Midwest Weekly Highlights - June 1-9, 2012
Rains in Northern Michigan but Dry Elsewhere
The first nine days of June brought above normal rainfall to only northern Michigan which received double their normal rainfall
(Figure 1). Elsewhere, rainfall totals were less than 50% of normal for the majority of the region. The driest swaths, areas with less than 0.10" (Figure 2), ran along the Missouri River from western Iowa to central Missouri and from central Minnesota to east central Wisconsin. Precipitation deficits for the nine-day period topped 1.50" in western Missouri and southwest Iowa
(Figure 3). A few dozen daily precipitation records were set with most occurring from the 1st through the 3rd as the low pressure moved across northern Michigan (Figure 4).
Temperature Gradient from Minnesota to Kentucky
Temperatures across the region ranged from above normal in the northwest to below normal in the southeast
(Figure 5). Departures ranged from 7°F above normal in Minnesota to 5°F below normal in Kentucky. With the drier weather, the temperature range from daily minimum to maximum was larger than normal. This is evidenced by the warmer maximum temperature departures, when compared to minimum temperature departures, everywhere except northern Michigan (Figure 6). Daily temperature records were limited to a few dozen records, with record lows slightly more common than record highs.

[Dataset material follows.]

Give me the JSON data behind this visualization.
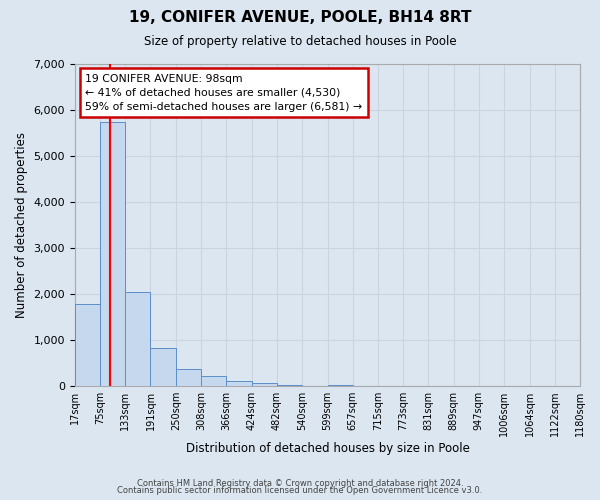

Deadly Tornado in Southeast Missouri
June 4th brought an EF2 tornado, with winds estimated at 115 mph, to southeast Missouri killing three people in Diehlstadt, Missouri
(Scott County). Though the tornado was on the ground for only a half mile, a mobile home in its path was completely destroyed killing three occupants. The same storm also damaged over 50 homes as downburst winds damaged roofs, snapped trees and power poles, and blew down a church steeple. A detailed report including damage photos was posted by the Paducah NWS office. Other than the deadly storm in Diehlstadt, severe weather was fairly limited across the region during the first nine days of June
The cooler temperatures for most of the southern two-thirds of the region were welcome with the developing drought in the region. The upper Midwest was warmer but that area picked up good rains either last week or this week and was better able to withstand the heat. Conditions have rapidly deteriorated from Iowa and Missouri east to Indiana over the past few weeks with the dry conditions as concerns have continued to mount about further drought development if the rains don't return soon (Figure 8). Reports from farmers in the southern two-thirds of the region indicate drier than normal topsoil for large percentages of each state.